Earlier this week while going through some of my files, folders and the like, I came across a notebook I’d actually forgotten I had. In it however, was one of the earliest attempts I’d made at writing, from somewhere around age thirteen or fourteen.
Yes, it was bad. Even though I’d only gotten fifteen pages into actually writing the story it already had a massive plot hole and some questionable character motivations. (I’ll note here that this is of course, not touching on the grammatical
malfunctions inconsistencies that might or might not have been a result of my messy handwriting.) I cringed and promptly remembered that I had in fact, shoved it in among the rest of the boring documents I don’t go through very often to forget it existed.
Obviously that tactic had worked, so it’s now back in among the odd receipts from printing a few too many pages off at the copy center and the random worksheet I have on color theory.
The good news is however, it did highlight something: I have grown as a writer.

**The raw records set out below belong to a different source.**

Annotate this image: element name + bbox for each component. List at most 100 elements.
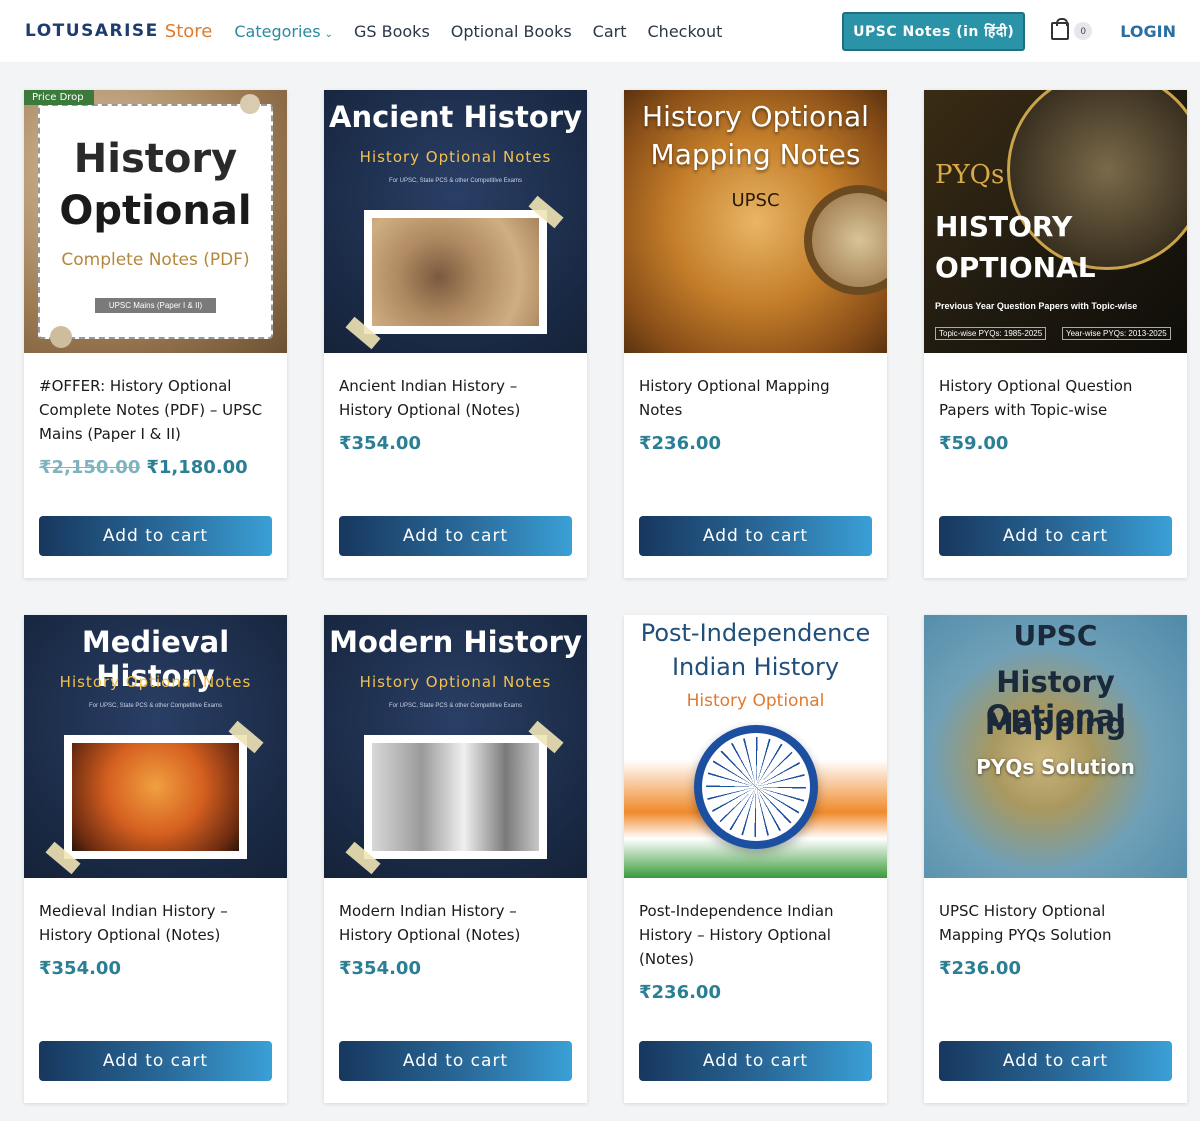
product-title[interactable]: Ancient Indian History – History Optiona… — [339, 374, 572, 422]
cover-panel: History Optional Complete Notes (PDF) UP… — [38, 104, 273, 339]
cover-caption: Previous Year Question Papers with Topic… — [935, 301, 1138, 311]
cover-subtitle: History Optional Notes — [359, 148, 552, 166]
cover-title-3: Mapping — [984, 707, 1127, 741]
product-price: ₹236.00 — [939, 958, 1021, 979]
product-price: ₹236.00 — [639, 982, 721, 1003]
product-title[interactable]: Modern Indian History – History Optional… — [339, 899, 572, 947]
chevron-down-icon: ⌄ — [324, 28, 333, 40]
cover-title-1: History — [73, 136, 238, 182]
product-card: Modern History History Optional Notes Fo… — [324, 615, 587, 1103]
product-card: Medieval History History Optional Notes … — [24, 615, 287, 1103]
cover-title-2: OPTIONAL — [935, 251, 1096, 284]
product-card: PYQs HISTORY OPTIONAL Previous Year Ques… — [924, 90, 1187, 578]
cover-caption: For UPSC, State PCS & other Competitive … — [388, 703, 523, 709]
add-to-cart-button[interactable]: Add to cart — [939, 516, 1172, 556]
nav-gs-books[interactable]: GS Books — [354, 22, 430, 41]
product-title[interactable]: History Optional Mapping Notes — [639, 374, 872, 422]
header-cart[interactable]: 0 — [1051, 18, 1093, 40]
login-link[interactable]: LOGIN — [1120, 22, 1176, 41]
product-image[interactable]: PYQs HISTORY OPTIONAL Previous Year Ques… — [924, 90, 1187, 353]
nav-categories[interactable]: Categories ⌄ — [234, 22, 333, 41]
cover-photo — [64, 735, 247, 859]
cover-caption: For UPSC, State PCS & other Competitive … — [388, 178, 523, 184]
product-image[interactable]: Modern History History Optional Notes Fo… — [324, 615, 587, 878]
nav-categories-label: Categories — [234, 21, 321, 41]
product-card: UPSC History Optional Mapping PYQs Solut… — [924, 615, 1187, 1103]
product-title[interactable]: UPSC History Optional Mapping PYQs Solut… — [939, 899, 1172, 947]
product-image[interactable]: Post-Independence Indian History History… — [624, 615, 887, 878]
old-price: ₹2,150.00 — [39, 457, 141, 478]
product-image[interactable]: History Optional Mapping Notes UPSC — [624, 90, 887, 353]
cart-count-badge: 0 — [1074, 22, 1093, 40]
product-title[interactable]: #OFFER: History Optional Complete Notes … — [39, 374, 272, 446]
cover-subtitle: History Optional Notes — [359, 673, 552, 691]
decor-circle — [240, 94, 260, 114]
product-price: ₹354.00 — [39, 958, 121, 979]
product-image[interactable]: Ancient History History Optional Notes F… — [324, 90, 587, 353]
add-to-cart-button[interactable]: Add to cart — [339, 516, 572, 556]
cover-title-1: Post-Independence — [640, 619, 871, 647]
nav-checkout[interactable]: Checkout — [648, 22, 723, 41]
upsc-notes-hindi-button[interactable]: UPSC Notes (in हिंदी) — [842, 11, 1026, 51]
product-image[interactable]: UPSC History Optional Mapping PYQs Solut… — [924, 615, 1187, 878]
nav-cart[interactable]: Cart — [593, 22, 627, 41]
site-logo[interactable]: LOTUSARISE Store — [25, 21, 212, 42]
cover-caption: For UPSC, State PCS & other Competitive … — [88, 703, 223, 709]
site-header: LOTUSARISE Store Categories ⌄ GS Books Op… — [0, 0, 1200, 62]
logo-store-text: Store — [164, 20, 213, 42]
product-info: History Optional Question Papers with To… — [924, 353, 1187, 454]
cover-title-2: Optional — [59, 188, 252, 234]
sale-price: ₹1,180.00 — [146, 457, 248, 478]
add-to-cart-button[interactable]: Add to cart — [39, 516, 272, 556]
product-info: Ancient Indian History – History Optiona… — [324, 353, 587, 454]
product-title[interactable]: Medieval Indian History – History Option… — [39, 899, 272, 947]
logo-text: LOTUSARISE — [25, 21, 159, 41]
product-image[interactable]: Price Drop History Optional Complete Not… — [24, 90, 287, 353]
cover-paper-tag: UPSC Mains (Paper I & II) — [95, 298, 216, 313]
product-price: ₹354.00 — [339, 433, 421, 454]
cover-title-1: UPSC — [1013, 619, 1098, 652]
ashoka-chakra-icon — [694, 725, 818, 849]
cover-title-2: Indian History — [671, 653, 840, 681]
nav-optional-books[interactable]: Optional Books — [451, 22, 572, 41]
cover-subtitle: Complete Notes (PDF) — [61, 250, 250, 270]
cover-title: Modern History — [329, 625, 582, 659]
add-to-cart-button[interactable]: Add to cart — [39, 1041, 272, 1081]
cover-subtitle: History Optional — [686, 691, 825, 711]
price-drop-badge: Price Drop — [24, 90, 94, 105]
product-image[interactable]: Medieval History History Optional Notes … — [24, 615, 287, 878]
product-info: History Optional Mapping Notes ₹236.00 — [624, 353, 887, 454]
product-title[interactable]: Post-Independence Indian History – Histo… — [639, 899, 872, 971]
cover-pyqs: PYQs — [935, 160, 1005, 190]
cover-title-1: HISTORY — [935, 210, 1073, 243]
shopping-bag-icon — [1051, 18, 1070, 40]
add-to-cart-button[interactable]: Add to cart — [639, 1041, 872, 1081]
add-to-cart-button[interactable]: Add to cart — [339, 1041, 572, 1081]
decor-circle — [50, 326, 72, 348]
cover-title: Ancient History — [329, 100, 582, 134]
product-price: ₹236.00 — [639, 433, 721, 454]
product-info: Modern Indian History – History Optional… — [324, 878, 587, 979]
product-card: History Optional Mapping Notes UPSC Hist… — [624, 90, 887, 578]
add-to-cart-button[interactable]: Add to cart — [939, 1041, 1172, 1081]
product-title[interactable]: History Optional Question Papers with To… — [939, 374, 1172, 422]
header-actions: UPSC Notes (in हिंदी) 0 LOGIN — [842, 0, 1176, 62]
product-price: ₹354.00 — [339, 958, 421, 979]
main-nav: Categories ⌄ GS Books Optional Books Cart… — [234, 22, 722, 41]
product-card: Price Drop History Optional Complete Not… — [24, 90, 287, 578]
product-price: ₹2,150.00 ₹1,180.00 — [39, 457, 272, 478]
add-to-cart-button[interactable]: Add to cart — [639, 516, 872, 556]
product-card: Post-Independence Indian History History… — [624, 615, 887, 1103]
globe-decor — [1007, 90, 1187, 270]
cover-subtitle: History Optional Notes — [59, 673, 252, 691]
product-card: Ancient History History Optional Notes F… — [324, 90, 587, 578]
product-info: #OFFER: History Optional Complete Notes … — [24, 353, 287, 478]
cover-photo — [364, 735, 547, 859]
cover-photo — [364, 210, 547, 334]
cover-subtitle: PYQs Solution — [976, 755, 1135, 779]
cover-title-2: Mapping Notes — [650, 138, 861, 171]
product-info: Post-Independence Indian History – Histo… — [624, 878, 887, 1003]
product-info: Medieval Indian History – History Option… — [24, 878, 287, 979]
cover-tag-1: Topic-wise PYQs: 1985-2025 — [935, 327, 1047, 340]
product-price: ₹59.00 — [939, 433, 1009, 454]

It’s not often that fact is so starkly presented, but it is something that happens for every writer. If you don’t believe me, go ahead and go back to some of your favorite authors. Reread their early works and really look at it. Then come back to the newer pieces and see how much their style has changed and improved with time and practice.
If you’re feeling really brave, look back at your early writing too. Look at one of your early drafts compared to a newer one. Notice the differences and how much stronger it’s gotten as you’ve edited, written and rewritten. Every word you put on the page is helping you grow.